85. The method of claim 83, wherein the fluid is a collection comprising harvested cell culture fluid, an eluate from depth filtration, an eluate from microfiltration, an eluate from affinity chromatography, an eluate from ion exchange chromatography, an eluate from multi-mode chromatography, an eluate from hydrophobic interaction chromatography, or an eluate from hydroxyapatite chromatography.

86. The method of claim 77, wherein the affinity chromatography is protein a, protein G, protein a/G, or protein L chromatography.
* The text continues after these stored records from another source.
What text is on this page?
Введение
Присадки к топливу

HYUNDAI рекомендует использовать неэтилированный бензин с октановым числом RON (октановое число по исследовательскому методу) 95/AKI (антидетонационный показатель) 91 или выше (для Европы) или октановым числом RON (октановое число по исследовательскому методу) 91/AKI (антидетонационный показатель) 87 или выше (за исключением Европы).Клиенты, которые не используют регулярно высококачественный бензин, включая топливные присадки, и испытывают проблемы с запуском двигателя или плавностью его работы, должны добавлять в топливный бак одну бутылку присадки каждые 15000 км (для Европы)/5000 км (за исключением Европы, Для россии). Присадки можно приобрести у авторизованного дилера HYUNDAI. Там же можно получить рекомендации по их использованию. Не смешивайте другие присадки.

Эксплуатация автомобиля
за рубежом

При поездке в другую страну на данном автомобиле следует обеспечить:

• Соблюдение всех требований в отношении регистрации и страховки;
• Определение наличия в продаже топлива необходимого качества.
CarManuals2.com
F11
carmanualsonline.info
87. The method of claim 77, wherein said chromatography is selected from the group consisting of affinity chromatography, protein a chromatography, ion exchange chromatography, anion exchange 20 chromatography, cation exchange chromatography; hydrophobic interaction chromatography; mixed mode or multimode chromatography or hydroxyapatite chromatography.

88. The method of claim 77, wherein said fluid is harvested host cell culture fluid and said unit operation comprises depth filtration.

89. The method of claim 77, wherein said fluid is a harvested host cell culture fluid and said unit operation comprises microfiltration.

90. The method of claim 77, wherein said fluid is a harvested host cell culture fluid and said unit operation comprises protein a affinity chromatography.

91. The method of claim 77, wherein said fluid is a protein a eluate and said unit operation comprises depth filtration.

92. The method of claim 77, wherein said unit operations comprise depth filtration.

93. The method of claim 77, wherein said unit operation comprises microfiltration.